Pelaksanaan Pendidikan Rasulullah SAW di Madinah

Hijrah dari Makkah ke Madinah bukan hanya sekedar berpindah dan menghindarkan diri dari tekanan dan ancaman kaum Quraisy, tetapi juga sebagai taktik dan strategi untuk mengatur dan menyusun kekuatan dalam menghadapi tantangan-tantangan lebih lanjut, sehingga akhirnya nanti terbentuklah masyarakat baru yang di dalamnya bersinar kembali mutiara tauhid warisan Ibrahim yang akan disempurnakan oleh Muhammad SAW melalui wahyu Allah SWT.

Lembaga Pendidikan Islam Masa Rasulullah SAW
Ilustrasi Via muslimheritage.com
Aktivitas Nabi SAW di Madinah
Rasulullah hijrah ke Madinah hari senin pada tahun 622 M.[1] Ada dua aktivitas yang sangat penting yang Nabi lakukan setiba di Madinah, yaitu: (1) Mendirikan masjid, dan (2) pembentukan Negara Madinah.
a.
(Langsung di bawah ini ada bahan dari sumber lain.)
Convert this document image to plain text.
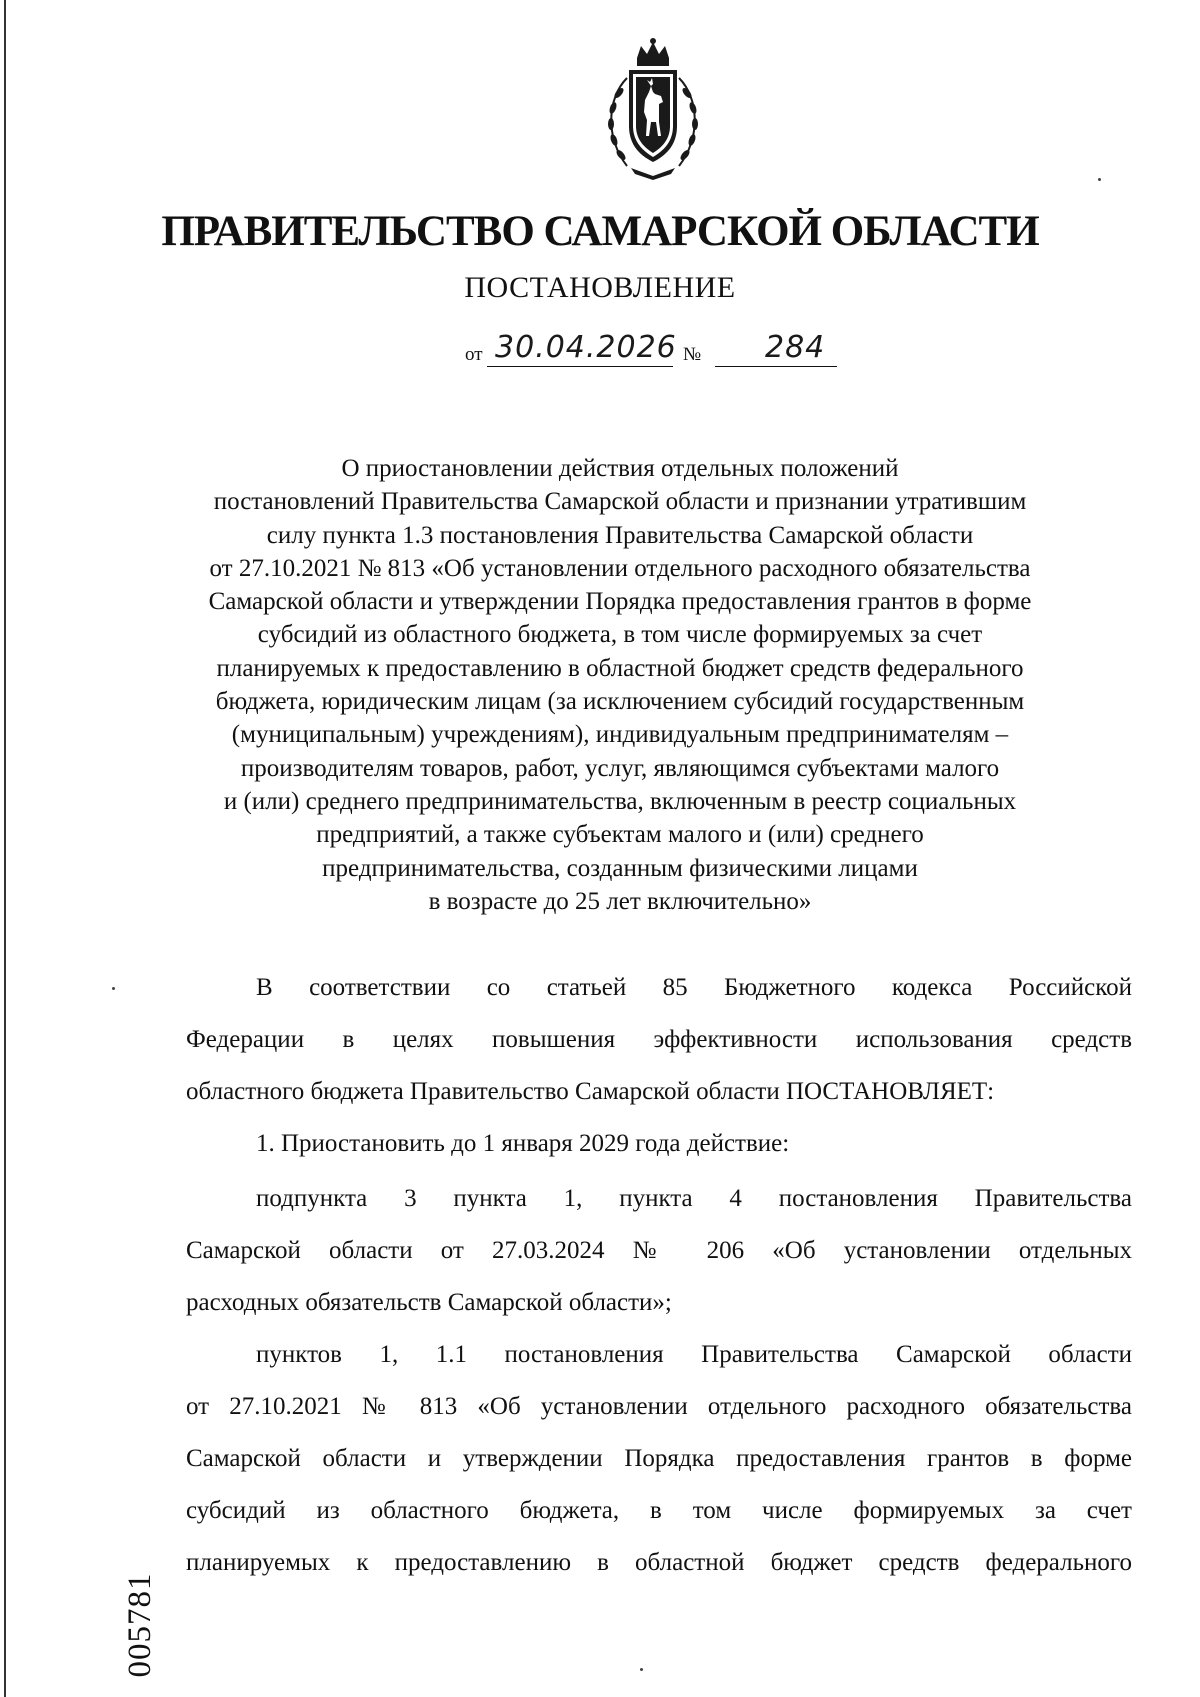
ПРАВИТЕЛЬСТВО САМАРСКОЙ ОБЛАСТИ
ПОСТАНОВЛЕНИЕ
от 30.04.2026 № 284
О приостановлении действия отдельных положений
постановлений Правительства Самарской области и признании утратившим
силу пункта 1.3 постановления Правительства Самарской области
от 27.10.2021 № 813 «Об установлении отдельного расходного обязательства
Самарской области и утверждении Порядка предоставления грантов в форме
субсидий из областного бюджета, в том числе формируемых за счет
планируемых к предоставлению в областной бюджет средств федерального
бюджета, юридическим лицам (за исключением субсидий государственным
(муниципальным) учреждениям), индивидуальным предпринимателям –
производителям товаров, работ, услуг, являющимся субъектами малого
и (или) среднего предпринимательства, включенным в реестр социальных
предприятий, а также субъектам малого и (или) среднего
предпринимательства, созданным физическими лицами
в возрасте до 25 лет включительно»
В соответствии со статьей 85 Бюджетного кодекса Российской
Федерации в целях повышения эффективности использования средств
областного бюджета Правительство Самарской области ПОСТАНОВЛЯЕТ:
1. Приостановить до 1 января 2029 года действие:
подпункта 3 пункта 1, пункта 4 постановления Правительства
Самарской области от 27.03.2024 № 206 «Об установлении отдельных
расходных обязательств Самарской области»;
пунктов 1, 1.1 постановления Правительства Самарской области
от 27.10.2021 № 813 «Об установлении отдельного расходного обязательства
Самарской области и утверждении Порядка предоставления грантов в форме
субсидий из областного бюджета, в том числе формируемых за счет
планируемых к предоставлению в областной бюджет средств федерального
005781
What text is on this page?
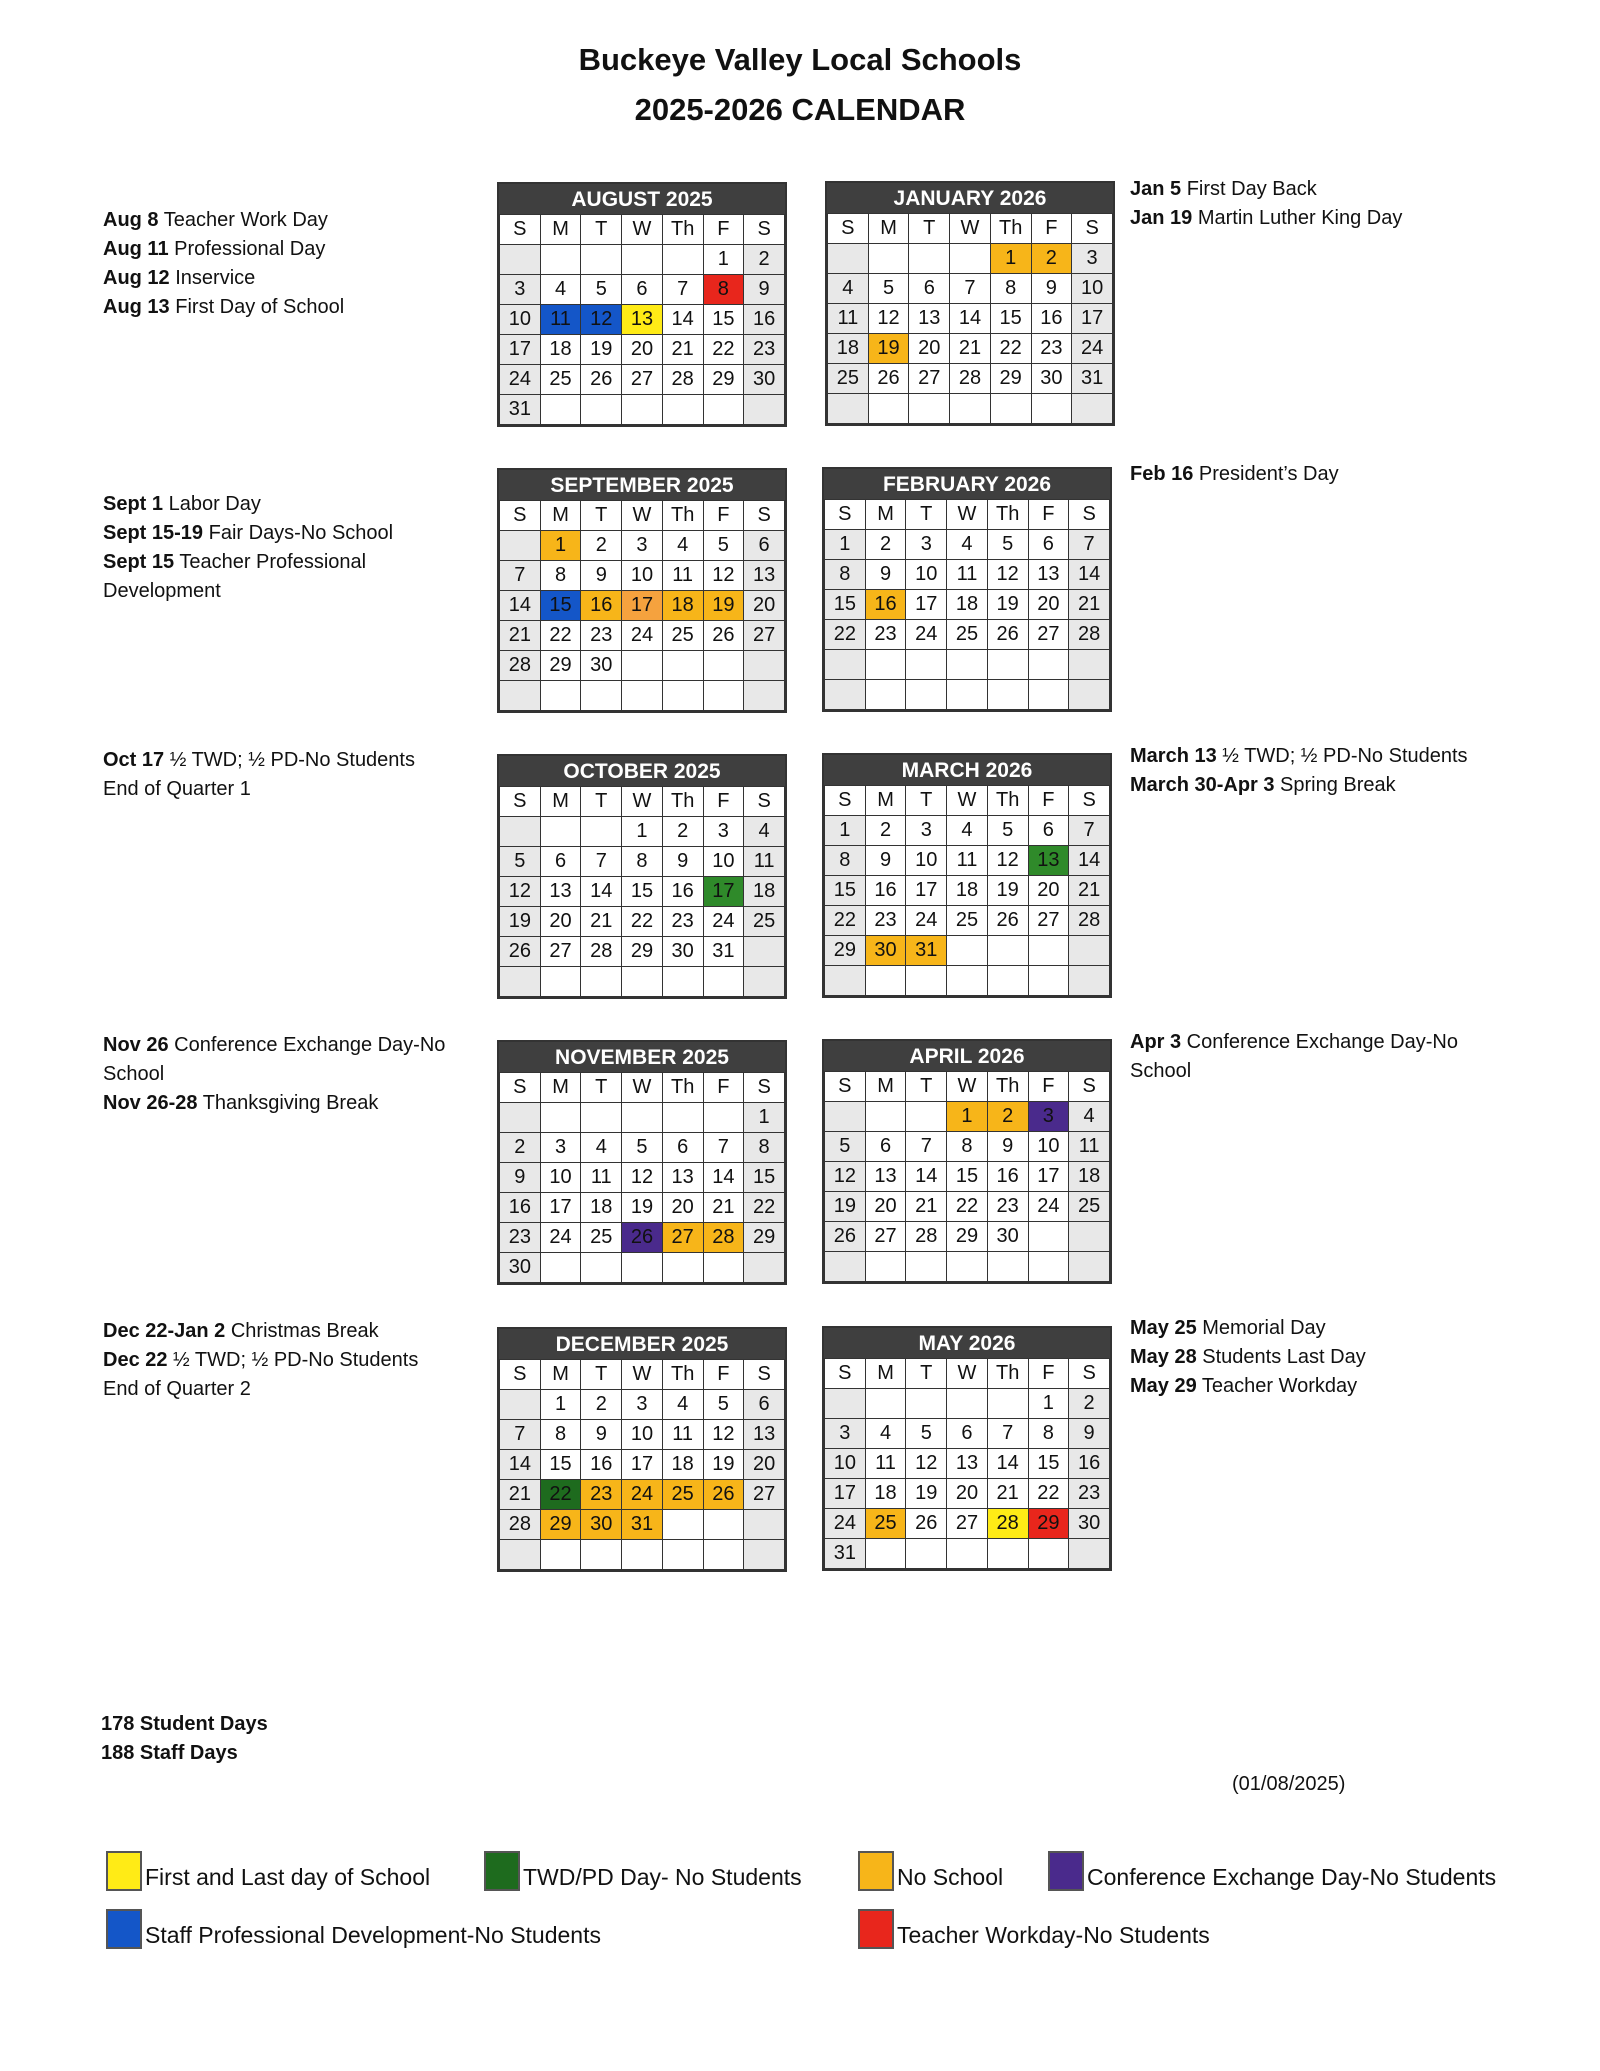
Buckeye Valley Local Schools
2025-2026 CALENDAR
Aug 8 Teacher Work Day
Aug 11 Professional Day
Aug 12 Inservice
Aug 13 First Day of School
Sept 1 Labor Day
Sept 15-19 Fair Days-No School
Sept 15 Teacher Professional
Development
Oct 17 ½ TWD; ½ PD-No Students
End of Quarter 1
Nov 26 Conference Exchange Day-No
School
Nov 26-28 Thanksgiving Break
Dec 22-Jan 2 Christmas Break
Dec 22 ½ TWD; ½ PD-No Students
End of Quarter 2
Jan 5 First Day Back
Jan 19 Martin Luther King Day
Feb 16 President’s Day
March 13 ½ TWD; ½ PD-No Students
March 30-Apr 3 Spring Break
Apr 3 Conference Exchange Day-No
School
May 25 Memorial Day
May 28 Students Last Day
May 29 Teacher Workday
AUGUST 2025
S	M	T	W	Th	F	S
					1	2
3	4	5	6	7	8	9
10	11	12	13	14	15	16
17	18	19	20	21	22	23
24	25	26	27	28	29	30
31						
SEPTEMBER 2025
S	M	T	W	Th	F	S
	1	2	3	4	5	6
7	8	9	10	11	12	13
14	15	16	17	18	19	20
21	22	23	24	25	26	27
28	29	30				

OCTOBER 2025
S	M	T	W	Th	F	S
			1	2	3	4
5	6	7	8	9	10	11
12	13	14	15	16	17	18
19	20	21	22	23	24	25
26	27	28	29	30	31	

NOVEMBER 2025
S	M	T	W	Th	F	S
						1
2	3	4	5	6	7	8
9	10	11	12	13	14	15
16	17	18	19	20	21	22
23	24	25	26	27	28	29
30						
DECEMBER 2025
S	M	T	W	Th	F	S
	1	2	3	4	5	6
7	8	9	10	11	12	13
14	15	16	17	18	19	20
21	22	23	24	25	26	27
28	29	30	31			

JANUARY 2026
S	M	T	W	Th	F	S
				1	2	3
4	5	6	7	8	9	10
11	12	13	14	15	16	17
18	19	20	21	22	23	24
25	26	27	28	29	30	31

FEBRUARY 2026
S	M	T	W	Th	F	S
1	2	3	4	5	6	7
8	9	10	11	12	13	14
15	16	17	18	19	20	21
22	23	24	25	26	27	28

MARCH 2026
S	M	T	W	Th	F	S
1	2	3	4	5	6	7
8	9	10	11	12	13	14
15	16	17	18	19	20	21
22	23	24	25	26	27	28
29	30	31				

APRIL 2026
S	M	T	W	Th	F	S
			1	2	3	4
5	6	7	8	9	10	11
12	13	14	15	16	17	18
19	20	21	22	23	24	25
26	27	28	29	30		

MAY 2026
S	M	T	W	Th	F	S
					1	2
3	4	5	6	7	8	9
10	11	12	13	14	15	16
17	18	19	20	21	22	23
24	25	26	27	28	29	30
31						
178 Student Days
188 Staff Days
(01/08/2025)
First and Last day of School	TWD/PD Day- No Students	No School	Conference Exchange Day-No Students
Staff Professional Development-No Students	Teacher Workday-No Students
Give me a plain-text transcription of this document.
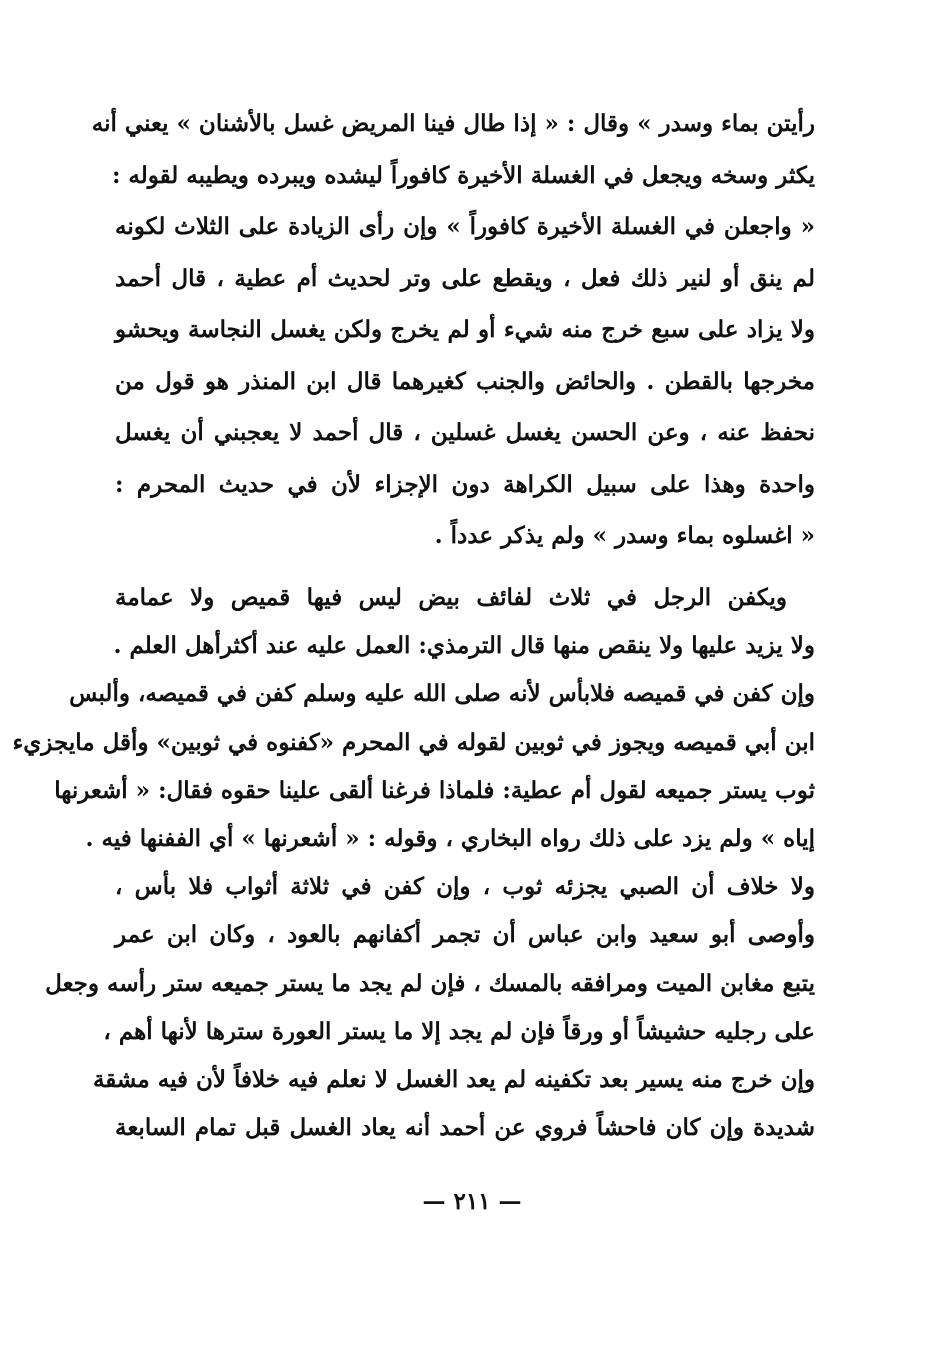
رأيتن بماء وسدر » وقال : « إذا طال فينا المريض غسل بالأشنان » يعني أنه
يكثر وسخه ويجعل في الغسلة الأخيرة كافوراً ليشده ويبرده ويطيبه لقوله :
« واجعلن في الغسلة الأخيرة كافوراً » وإن رأى الزيادة على الثلاث لكونه
لم ينق أو لنير ذلك فعل ، ويقطع على وتر لحديث أم عطية ، قال أحمد
ولا يزاد على سبع خرج منه شيء أو لم يخرج ولكن يغسل النجاسة ويحشو
مخرجها بالقطن . والحائض والجنب كغيرهما قال ابن المنذر هو قول من
نحفظ عنه ، وعن الحسن يغسل غسلين ، قال أحمد لا يعجبني أن يغسل
واحدة وهذا على سبيل الكراهة دون الإجزاء لأن في حديث المحرم :
« اغسلوه بماء وسدر » ولم يذكر عدداً .
ويكفن الرجل في ثلاث لفائف بيض ليس فيها قميص ولا عمامة
ولا يزيد عليها ولا ينقص منها قال الترمذي: العمل عليه عند أكثرأهل العلم .
وإن كفن في قميصه فلابأس لأنه صلى الله عليه وسلم كفن في قميصه، وألبس
ابن أبي قميصه ويجوز في ثوبين لقوله في المحرم «كفنوه في ثوبين» وأقل مايجزيء
ثوب يستر جميعه لقول أم عطية: فلماذا فرغنا ألقى علينا حقوه فقال: « أشعرنها
إياه » ولم يزد على ذلك رواه البخاري ، وقوله : « أشعرنها » أي الففنها فيه .
ولا خلاف أن الصبي يجزئه ثوب ، وإن كفن في ثلاثة أثواب فلا بأس ،
وأوصى أبو سعيد وابن عباس أن تجمر أكفانهم بالعود ، وكان ابن عمر
يتبع مغابن الميت ومرافقه بالمسك ، فإن لم يجد ما يستر جميعه ستر رأسه وجعل
على رجليه حشيشاً أو ورقاً فإن لم يجد إلا ما يستر العورة سترها لأنها أهم ،
وإن خرج منه يسير بعد تكفينه لم يعد الغسل لا نعلم فيه خلافاً لأن فيه مشقة
شديدة وإن كان فاحشاً فروي عن أحمد أنه يعاد الغسل قبل تمام السابعة
— ٢١١ —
Mendirikan Masjid
Dalam perjalanan ke Madinah Rasulullah singgah di Bani al-Najjar pada hari Juma’at tanggal 12 Rabiul Awal I H, bertepatan dengan 27 Desember 622 M. Tatkala unta yang Nabi tunggangi berhenti dan mnderum kakinya di hamparan tanah di depan rumah Abu Ayyub, maka Nabi bersabda, “Di sinilah tempat singgah insyaAllah”. Dan kemudian Nabi pun menetap di rumah tersebut. Langkah pertama yang dilakukan Rasulullah SAW di Madinah adalah membangun masjid, di tempat menderumkanya kaki unta yang ditungganginya dari Mekkah.
Tanah tersebut dibeli Rasulullah dari pemiliknya, dan Rasulullah ikut mengangkat batu pada saat mendirikan masjid. Setelah selesai pembangunan masjid, maka Nabi SAW pindah menempati sebagian ruangannya yang memang khusus disediakan untuknya. Demikian pula kaum muhajirin yang miskin yang tidak mampu membangun tempat tinggalnya sendiri, dibangunkan pula tempat tinggal di samping masjid, dan mereka ini kemudian disebut ahl al-suffah.[2]
Masjid menjadi pusat kegiatan Nabi Muhammad SAW bersama kaum muslimin, untuk secara bersama-sama dengan kaum muhajirin dan Anshor membangun masyarakat baru, masyarakat yang disinari oleh tauhid dan mencerminkan persatuan dan kesatuan umat. Di masjid tersebut Nabi bermusyawarah mengenai bebagai urusan, mendirikan shalat berjama’ah, membacakan al-Qur’an yang baru diturunkan beerta pemahamanya. Dengan demikian, masjid merupakan tempat pembelajaran di masa tersebut. 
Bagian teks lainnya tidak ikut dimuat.